Markets started the week in the red across the world thanks to Greece’s abandonment of negotiations and surprise call for a referendum. Equities in the U.S. recovered some losses but still ended the week down more than 1% across the major indices. Utilities, and their attractive yields, were the strongest sector on the week.
Greece will go to the polls on Sunday to determine whether or not the country supports the conditions attached to an extended round of financing, even though the creditors’ offers have expired. Greece also failed to make a payment to the IMF on Tuesday.
The IMF also issued a report on Thursday stating that Greece needed over €60bn in refinancing, calling for additional debt relief for the country. The report also strongly criticized the Syriza party for its approach to negotiations.

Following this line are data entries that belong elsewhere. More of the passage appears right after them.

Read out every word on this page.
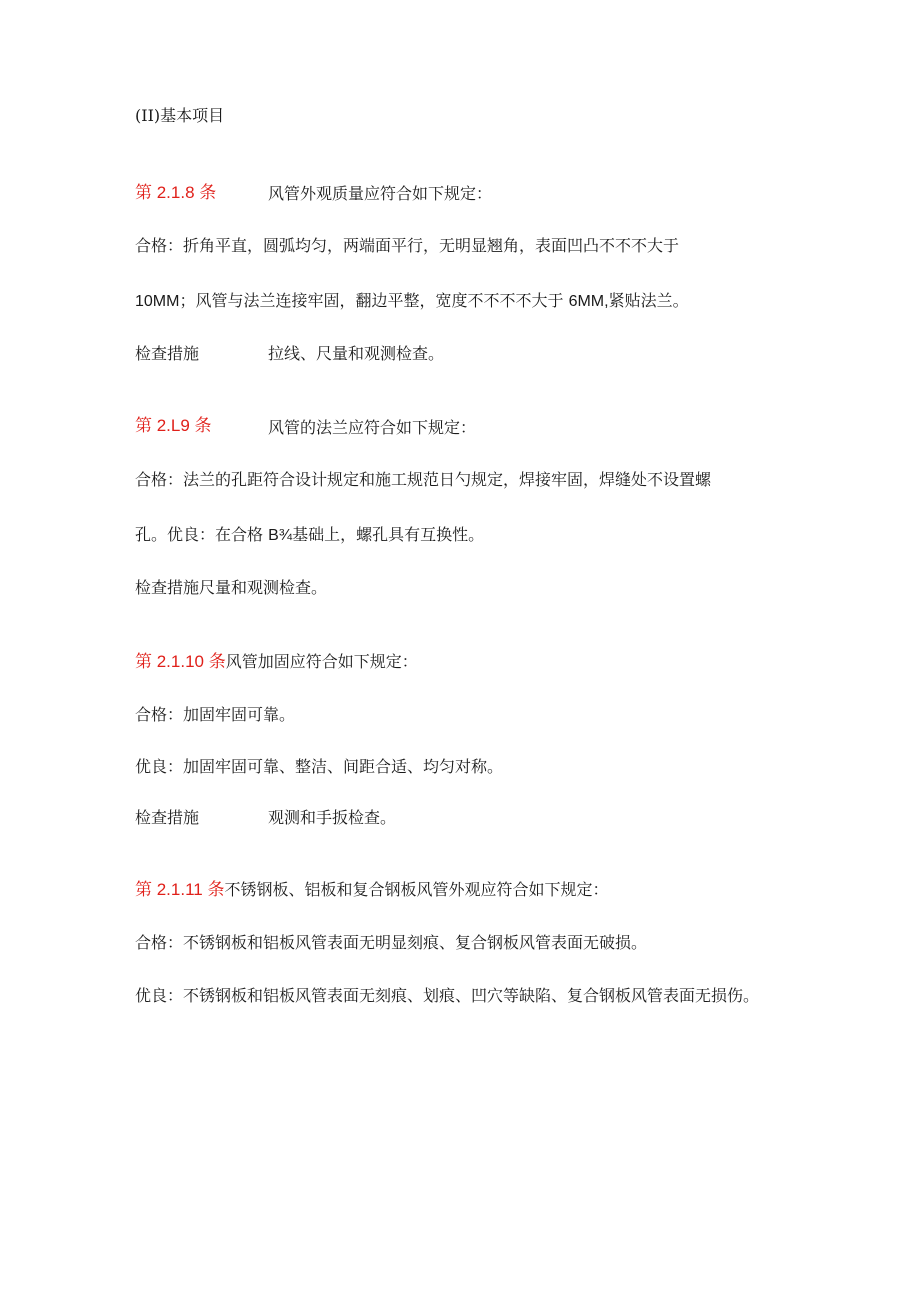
(II)基本项目
第 2.1.8 条	风管外观质量应符合如下规定：
合格：折角平直，圆弧均匀，两端面平行，无明显翘角，表面凹凸不不不大于
10MM；风管与法兰连接牢固，翻边平整，宽度不不不不大于 6MM,紧贴法兰。
检查措施	拉线、尺量和观测检查。
第 2.L9 条	风管的法兰应符合如下规定：
合格：法兰的孔距符合设计规定和施工规范日勺规定，焊接牢固，焊缝处不设置螺
孔。优良：在合格 B¾基础上，螺孔具有互换性。
检查措施尺量和观测检查。
第 2.1.10 条风管加固应符合如下规定：
合格：加固牢固可靠。
优良：加固牢固可靠、整洁、间距合适、均匀对称。
检查措施	观测和手扳检查。
第 2.1.11 条不锈钢板、铝板和复合钢板风管外观应符合如下规定：
合格：不锈钢板和铝板风管表面无明显刻痕、复合钢板风管表面无破损。
优良：不锈钢板和铝板风管表面无刻痕、划痕、凹穴等缺陷、复合钢板风管表面无损伤。
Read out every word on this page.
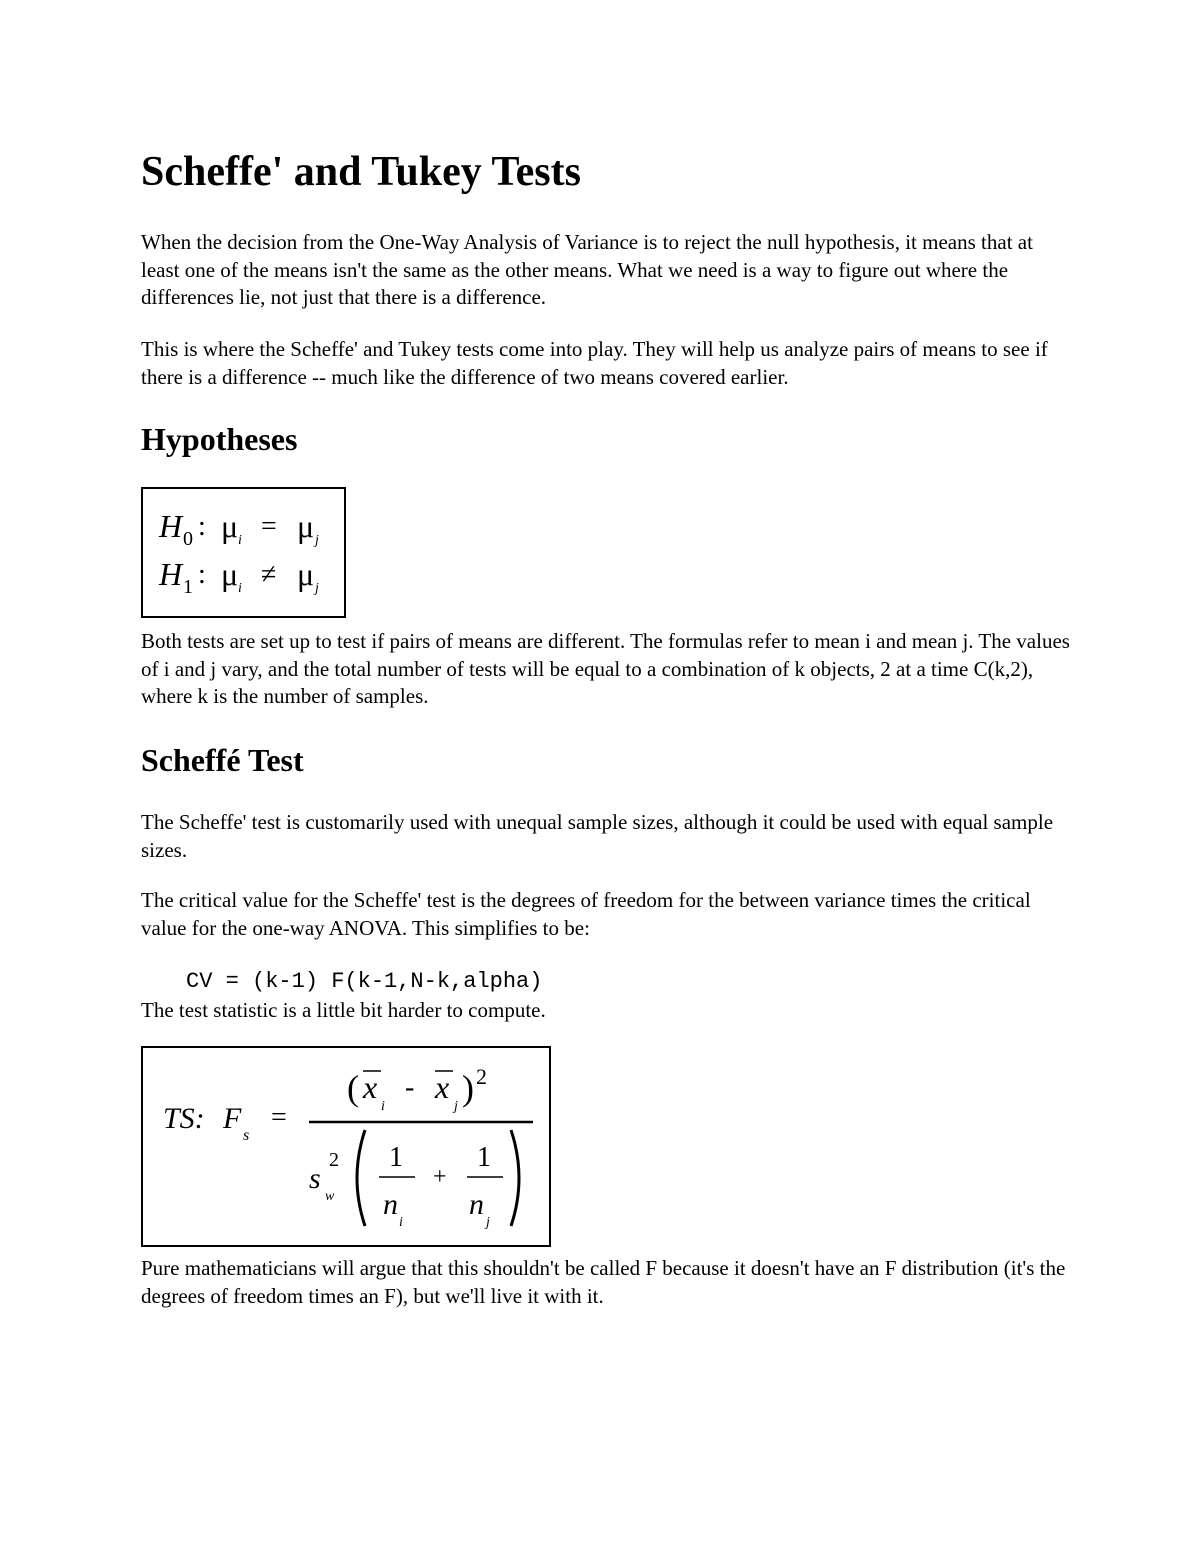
Scheffe' and Tukey Tests

When the decision from the One-Way Analysis of Variance is to reject the null hypothesis, it means that at least one of the means isn't the same as the other means. What we need is a way to figure out where the differences lie, not just that there is a difference.

This is where the Scheffe' and Tukey tests come into play. They will help us analyze pairs of means to see if there is a difference -- much like the difference of two means covered earlier.

Hypotheses
H 0 : μ i = μ j
H 1 : μ i ≠ μ j

Both tests are set up to test if pairs of means are different. The formulas refer to mean i and mean j. The values of i and j vary, and the total number of tests will be equal to a combination of k objects, 2 at a time C(k,2), where k is the number of samples.

Scheffé Test

The Scheffe' test is customarily used with unequal sample sizes, although it could be used with equal sample sizes.

The critical value for the Scheffe' test is the degrees of freedom for the between variance times the critical value for the one-way ANOVA. This simplifies to be:

CV = (k-1) F(k-1,N-k,alpha)

The test statistic is a little bit harder to compute.

TS: F
s
=
( x
i
- x
j ) 2
s
2
w
1
n
i
+
1
n
j

Pure mathematicians will argue that this shouldn't be called F because it doesn't have an F distribution (it's the degrees of freedom times an F), but we'll live it with it.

The Governor of Puerto Rico declared the island’s $72bn debts as “not payable” over the weekend. The territory has had difficulty with its obligations for years, despite a past restructuring.
China lowered interest rates and its reserve requirements over the weekend in a small easing effort. In addition, margin requirements were slightly eased in light of the Shanghai stock market’s more than 20% fall over the past few weeks.
Switzerland intervened in the foreign exchange market on Monday to stem a further rise in the Franc. The SNB had warned that such an action was likely out of fear the currency’s strength would hamper the economy.
Sweden lowered its main interest rate to -0.35% this week and expanded a bond buying program. Deflationary forces have firmly gripped the country.
The oil rig count rose for the first time since December in the U.S. Several energy companies have lowered operating expenses in an attempt to be profitable at lower crude prices.